Leí una vez que “solo posees verdaderamente aquello que no perderías en un naufragio”. Es decir, nada. No poseemos ni siquiera la vida, que nos podría ser arrebatada en cualquier momento y sin previo aviso.
Veo, sin embargo, a muchos que viven como si el naufragio no fuera con ellos. Aunque el barco se está hundiendo, se muestran tranquilos porque el agua aún no ha llegado a su camarote, y sestean plácidamente sin querer ver la realidad. Es el egoísmo atroz que atrofia el alma, nubla los ojos y esclerotiza el corazón. “Mientras yo esté cómodo, ya puede hundirse el barco”, piensan. Y luego, cuando es demasiado tarde, se agarran desesperados a un trozo de madera buscando únicamente su salvación, e incluso patean a todo aquel que trata de asirse para no morir ahogado. “¡Es mi trozo de madera!”, gritan. Egoísmo en estado puro hasta los últimos momentos.
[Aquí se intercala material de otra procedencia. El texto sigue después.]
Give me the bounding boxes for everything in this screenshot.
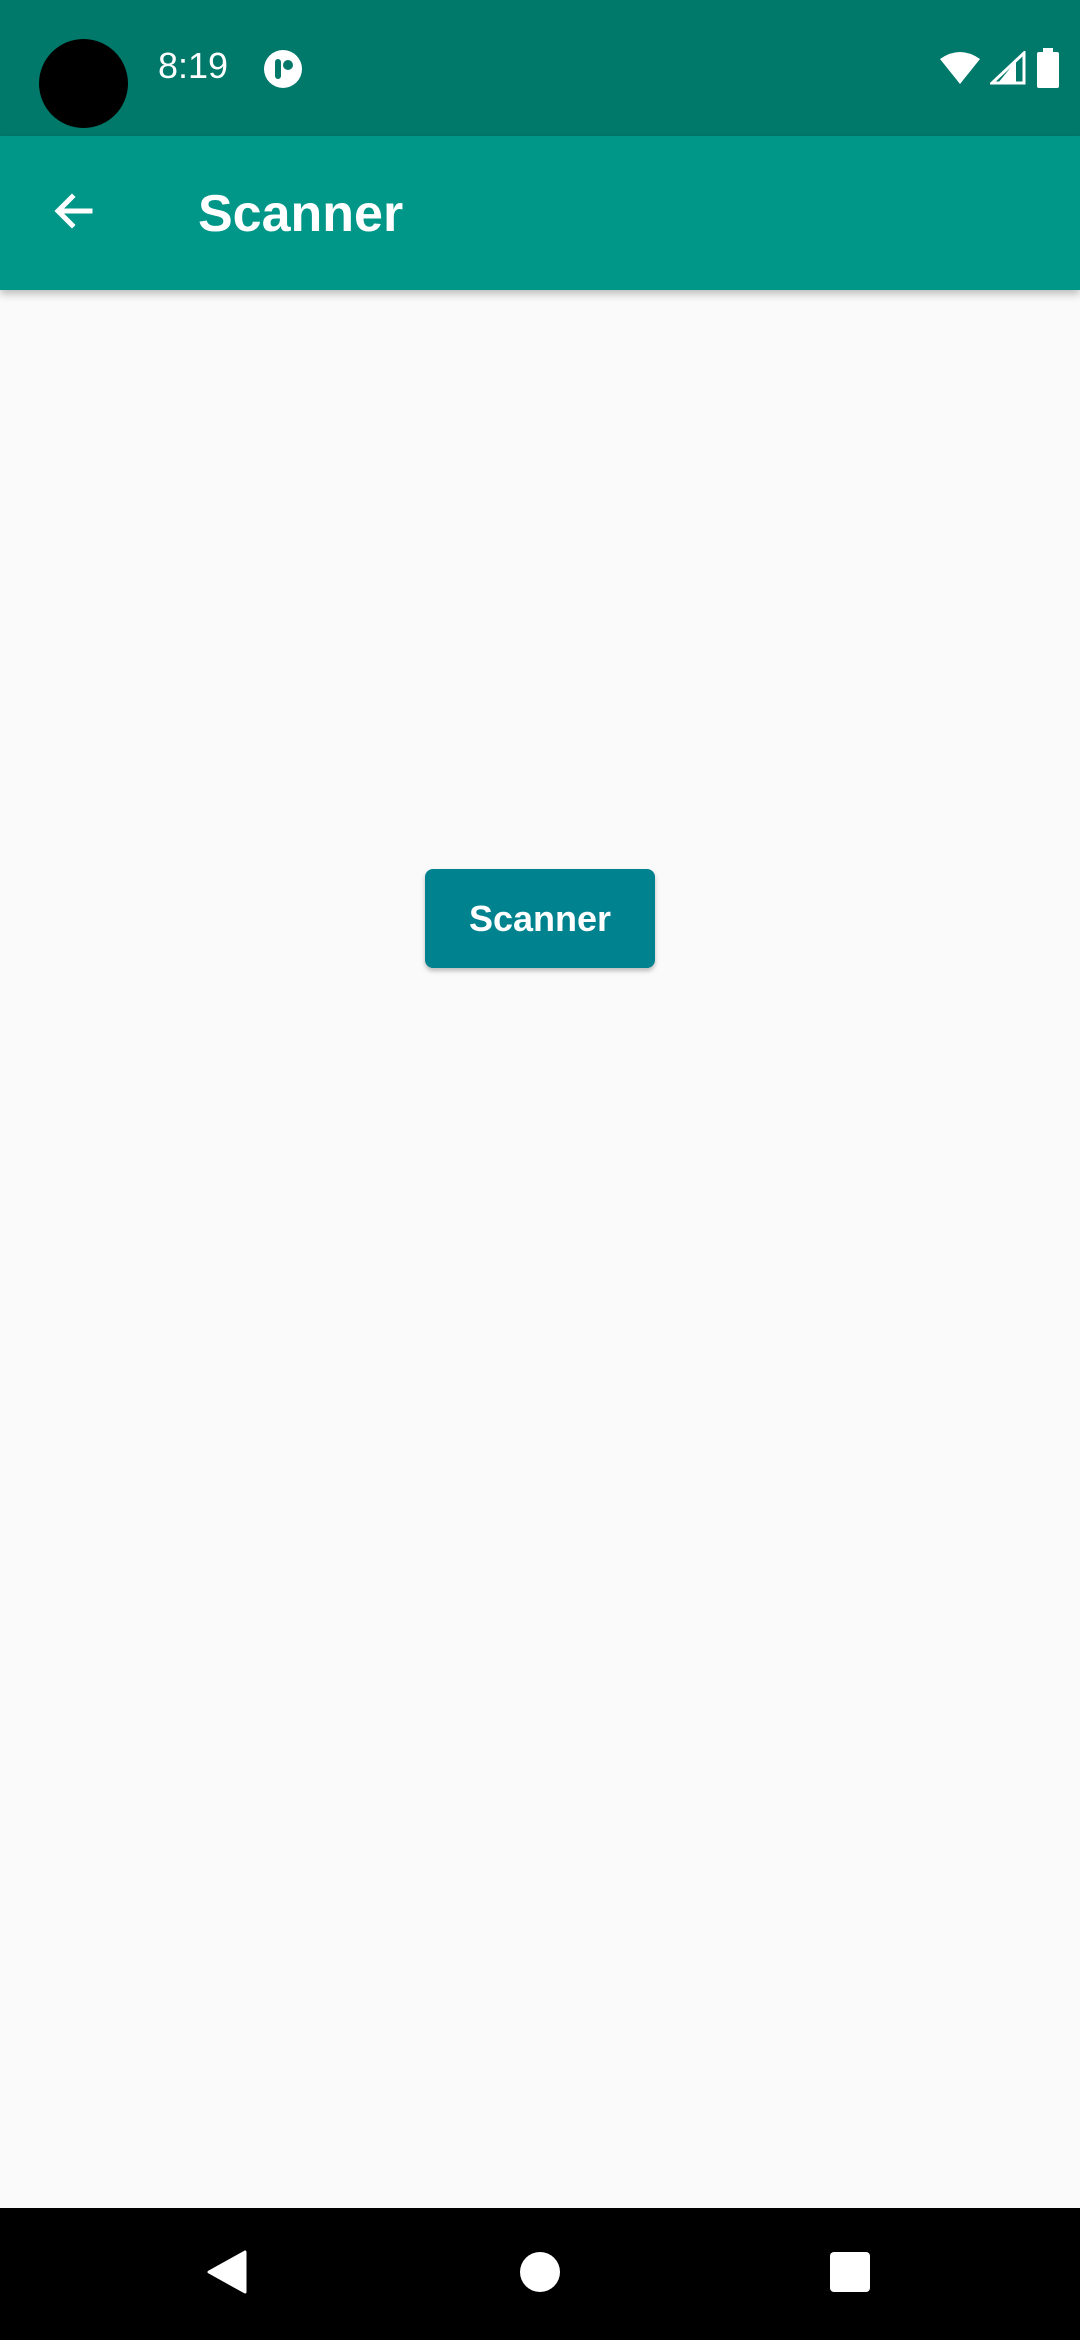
nav-recents-icon xyxy=(828,2250,872,2299)
battery-icon xyxy=(1036,48,1060,88)
screen: 8:19 Scanner Scanner xyxy=(0,0,1080,2340)
camera-cutout xyxy=(39,39,128,128)
arrow-back-icon xyxy=(50,187,98,240)
scanner-button[interactable]: Scanner xyxy=(425,869,655,968)
nav-back-icon xyxy=(205,2248,249,2301)
status-time: 8:19 xyxy=(158,45,229,86)
nav-back-button[interactable] xyxy=(187,2234,267,2314)
nav-home-icon xyxy=(518,2250,562,2299)
app-bar: Scanner xyxy=(0,136,1080,290)
navigation-bar xyxy=(0,2208,1080,2340)
cell-signal-icon xyxy=(990,51,1026,85)
status-bar: 8:19 xyxy=(0,0,1080,136)
wifi-icon xyxy=(940,51,980,85)
page-title: Scanner xyxy=(198,185,404,243)
main-content: Scanner xyxy=(0,290,1080,2208)
nav-recents-button[interactable] xyxy=(810,2234,890,2314)
notification-app-icon xyxy=(264,50,302,88)
back-button[interactable] xyxy=(30,169,118,257)
status-icons xyxy=(940,48,1060,88)
nav-home-button[interactable] xyxy=(500,2234,580,2314)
Me pregunto si no es éste un signo de nuestros tiempos. Estamos cómodos en nuestras casas, tumbados tan a gusto en el sofá viendo la serie de moda que nos sirven como morfina, con el aire acondicionado que mantiene una temperatura perfecta y después de una frugal pero agradable cena. Parece que el mundo termina detrás de la puerta de nuestra casa; ni sabemos ni nos interesa saber lo que hay al otro lado. “Se está tan a gusto”, suspiramos, mientras nos acurrucamos buscando la postura ideal.
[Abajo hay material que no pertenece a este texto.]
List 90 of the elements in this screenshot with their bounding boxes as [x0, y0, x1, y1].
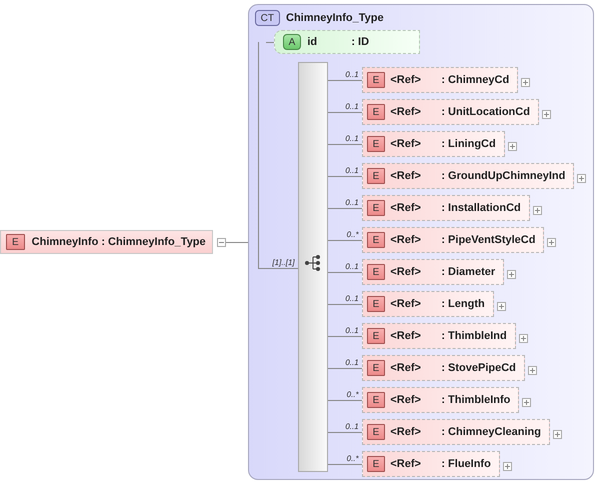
element-ref: <Ref> — [390, 234, 422, 246]
element-node[interactable]: E ChimneyInfo : ChimneyInfo_Type — [0, 230, 213, 254]
element-ref: <Ref> — [390, 362, 422, 374]
expand-icon[interactable] — [521, 78, 530, 86]
element-type: : ThimbleInd — [441, 330, 507, 342]
element-ref: <Ref> — [390, 202, 422, 214]
element-ref: <Ref> — [390, 138, 422, 150]
element-node[interactable]: E <Ref> : FlueInfo — [362, 451, 500, 477]
element-node[interactable]: E <Ref> : Length — [362, 291, 494, 317]
element-ref: <Ref> — [390, 266, 422, 278]
element-node[interactable]: E <Ref> : ChimneyCd — [362, 67, 518, 93]
element-type: : StovePipeCd — [441, 362, 516, 374]
complex-type-badge: CT — [254, 10, 280, 26]
complex-type-title: ChimneyInfo_Type — [286, 12, 384, 24]
element-badge: E — [366, 456, 386, 472]
expand-icon[interactable] — [528, 366, 537, 374]
element-ref: <Ref> — [390, 106, 422, 118]
element-badge: E — [366, 136, 386, 152]
occurrence-label: 0..1 — [345, 358, 360, 368]
expand-icon[interactable] — [502, 462, 512, 470]
element-badge: E — [366, 360, 386, 376]
occurrence-label: 0..1 — [345, 198, 360, 208]
element-type: : ChimneyCleaning — [441, 426, 541, 438]
element-badge: E — [366, 392, 386, 408]
element-node[interactable]: E <Ref> : ChimneyCleaning — [362, 419, 550, 445]
element-ref: <Ref> — [390, 426, 422, 438]
occurrence-label: 0..1 — [345, 262, 360, 272]
element-ref: <Ref> — [390, 298, 422, 310]
element-node[interactable]: E <Ref> : StovePipeCd — [362, 355, 525, 381]
element-node[interactable]: E <Ref> : InstallationCd — [362, 195, 530, 221]
element-ref: <Ref> — [390, 458, 422, 470]
sequence-icon — [304, 254, 322, 272]
expand-icon[interactable] — [547, 238, 556, 246]
expand-icon[interactable] — [518, 334, 528, 342]
element-ref: <Ref> — [390, 170, 422, 182]
occurrence-label: [1]..[1] — [272, 258, 296, 268]
element-badge: E — [366, 232, 386, 248]
element-badge: E — [366, 168, 386, 184]
occurrence-label: 0..1 — [345, 422, 360, 432]
element-badge: E — [366, 424, 386, 440]
expand-icon[interactable] — [522, 398, 532, 406]
occurrence-label: 0..* — [346, 454, 360, 464]
element-node[interactable]: E <Ref> : ThimbleInd — [362, 323, 516, 349]
occurrence-label: 0..1 — [345, 326, 360, 336]
element-node[interactable]: E <Ref> : PipeVentStyleCd — [362, 227, 544, 253]
element-badge: E — [366, 104, 386, 120]
element-type: : GroundUpChimneyInd — [441, 170, 566, 182]
attribute-type: : ID — [351, 36, 370, 48]
element-type: : FlueInfo — [441, 458, 491, 470]
occurrence-label: 0..1 — [345, 294, 360, 304]
element-badge: E — [366, 296, 386, 312]
element-node[interactable]: E <Ref> : GroundUpChimneyInd — [362, 163, 574, 189]
element-node[interactable]: E <Ref> : UnitLocationCd — [362, 99, 539, 125]
element-ref: <Ref> — [390, 394, 422, 406]
element-type: : LiningCd — [441, 138, 496, 150]
element-node[interactable]: E <Ref> : LiningCd — [362, 131, 505, 157]
expand-icon[interactable] — [508, 142, 517, 150]
attribute-node[interactable]: A id : ID — [274, 30, 420, 54]
element-ref: <Ref> — [390, 74, 422, 86]
element-node[interactable]: E <Ref> : ThimbleInfo — [362, 387, 520, 413]
attribute-badge: A — [282, 34, 302, 50]
occurrence-label: 0..* — [346, 390, 360, 400]
occurrence-label: 0..1 — [345, 134, 360, 144]
expand-icon[interactable] — [542, 110, 551, 118]
expand-icon[interactable] — [507, 270, 516, 278]
element-label: ChimneyInfo : ChimneyInfo_Type — [32, 236, 206, 248]
element-type: : Length — [441, 298, 485, 310]
element-type: : PipeVentStyleCd — [441, 234, 536, 246]
element-badge: E — [366, 264, 386, 280]
element-type: : ChimneyCd — [441, 74, 510, 86]
element-ref: <Ref> — [390, 330, 422, 342]
collapse-icon[interactable] — [216, 238, 226, 246]
occurrence-label: 0..1 — [345, 70, 360, 80]
occurrence-label: 0..* — [346, 230, 360, 240]
element-badge: E — [366, 72, 386, 88]
element-type: : UnitLocationCd — [441, 106, 530, 118]
element-type: : Diameter — [441, 266, 496, 278]
element-badge: E — [366, 328, 386, 344]
element-badge: E — [366, 200, 386, 216]
expand-icon[interactable] — [532, 206, 542, 214]
element-type: : ThimbleInfo — [441, 394, 510, 406]
expand-icon[interactable] — [577, 174, 586, 182]
element-node[interactable]: E <Ref> : Diameter — [362, 259, 504, 285]
attribute-name: id — [307, 36, 318, 48]
element-badge: E — [6, 234, 25, 250]
expand-icon[interactable] — [496, 302, 506, 310]
expand-icon[interactable] — [552, 430, 562, 438]
occurrence-label: 0..1 — [345, 102, 360, 112]
occurrence-label: 0..1 — [345, 166, 360, 176]
element-type: : InstallationCd — [441, 202, 521, 214]
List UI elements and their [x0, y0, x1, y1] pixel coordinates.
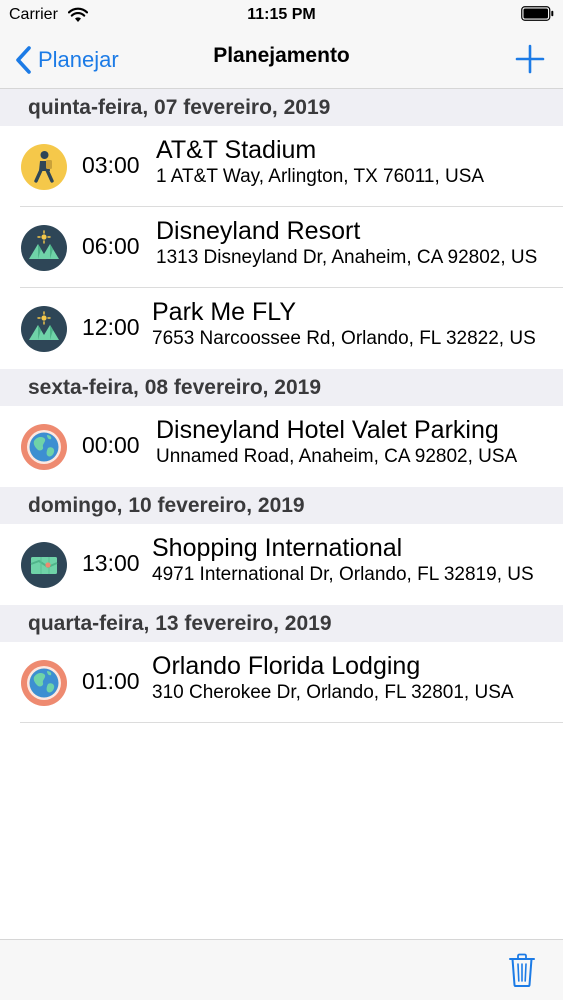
battery-icon: [521, 6, 554, 21]
navigation-bar: Planejar Planejamento: [0, 32, 563, 89]
trash-icon[interactable]: [507, 952, 537, 988]
section-header: quarta-feira, 13 fevereiro, 2019: [0, 605, 563, 642]
section-header: domingo, 10 fevereiro, 2019: [0, 487, 563, 524]
mountain-icon: [21, 225, 67, 271]
list-item[interactable]: 06:00 Disneyland Resort 1313 Disneyland …: [0, 207, 563, 288]
item-address: 1313 Disneyland Dr, Anaheim, CA 92802, U…: [156, 247, 538, 268]
item-address: 4971 International Dr, Orlando, FL 32819…: [152, 564, 534, 585]
item-time: 01:00: [82, 668, 140, 694]
globe-icon: [21, 424, 67, 470]
list-item[interactable]: 00:00 Disneyland Hotel Valet Parking Unn…: [0, 406, 563, 487]
item-title: Park Me FLY: [152, 298, 297, 326]
item-title: AT&T Stadium: [156, 136, 317, 164]
item-address: 310 Cherokee Dr, Orlando, FL 32801, USA: [152, 682, 514, 703]
globe-icon: [21, 660, 67, 706]
list-item[interactable]: 03:00 AT&T Stadium 1 AT&T Way, Arlington…: [0, 126, 563, 207]
item-address: 7653 Narcoossee Rd, Orlando, FL 32822, U…: [152, 328, 536, 349]
status-time: 11:15 PM: [247, 6, 316, 23]
item-title: Orlando Florida Lodging: [152, 652, 421, 680]
planning-list: quinta-feira, 07 fevereiro, 2019 03:00 A…: [0, 89, 563, 723]
item-time: 03:00: [82, 152, 140, 178]
list-item[interactable]: 12:00 Park Me FLY 7653 Narcoossee Rd, Or…: [0, 288, 563, 369]
add-button[interactable]: [513, 42, 547, 76]
list-item[interactable]: 01:00 Orlando Florida Lodging 310 Cherok…: [0, 642, 563, 723]
item-time: 06:00: [82, 233, 140, 259]
page-title: Planejamento: [213, 44, 350, 67]
item-address: 1 AT&T Way, Arlington, TX 76011, USA: [156, 166, 485, 187]
bottom-toolbar: [0, 939, 563, 1000]
map-icon: [21, 542, 67, 588]
section-header: sexta-feira, 08 fevereiro, 2019: [0, 369, 563, 406]
item-title: Disneyland Resort: [156, 217, 361, 245]
item-title: Shopping International: [152, 534, 403, 562]
item-time: 00:00: [82, 432, 140, 458]
row-separator: [20, 722, 563, 723]
item-time: 12:00: [82, 314, 140, 340]
section-header: quinta-feira, 07 fevereiro, 2019: [0, 89, 563, 126]
item-title: Disneyland Hotel Valet Parking: [156, 416, 499, 444]
item-time: 13:00: [82, 550, 140, 576]
item-address: Unnamed Road, Anaheim, CA 92802, USA: [156, 446, 518, 467]
hiker-icon: [21, 144, 67, 190]
status-bar: Carrier 11:15 PM: [0, 0, 563, 32]
mountain-icon: [21, 306, 67, 352]
list-item[interactable]: 13:00 Shopping International 4971 Intern…: [0, 524, 563, 605]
Entiéndaseme: evidentemente no estoy haciendo una crítica al sano -y necesario- descanso, sino a la actitud narcisista y egoísta de vivir casi permanentemente encerrado en uno mismo, aislado de los demás y de los problemas del mundo. Es cierto lo que decía Martín Descalzo de que “nadie está llamado a cambiar el mundo, pero sí su mundo”; el problema es cuando “mi mundo” termina a dos palmos de mis narices.
¿Por qué tanto vacío interior, tanto Prozac, tanta terapia alternativa e incluso tanto suicidio? Muchos escarban y escarban en su interior buscando respuestas, tratando de mitigar el dolor que sienten, desconectándose más y más de la realidad y de los demás. Gastan todas sus energías en sí mismos, sin quizás percatarse de que ese es, precisamente, el error. En esos casos, como decía C.S. Lewis, parece que sólo un golpe de sufrimiento es capaz de sacarnos de nosotros mismos, de devolvernos a la realidad: “Nuestros dolores son el altavoz que Dios usa para despertar a un mundo sordo”.
Es difícil de admitir, pero hay veces en las que el sufrimiento puede hacernos volver en nosotros mismos, de rescatarnos, de asentar de nuevo nuestros pies en el suelo. De recordarnos que hay otras personas en el mundo, y que son mis hermanos, y que mis problemas y dificultades no son el centro del universo por mucho que retumben en mi cabeza. El dolor es la solución, sí. Una de ellas, al menos. Porque también lo es el vivir esta realidad conscientemente, dejando de mirarse obsesivamente a uno mismo y comenzar a contemplar a los demás. ¿Hace mucho que no hace ese ejercicio?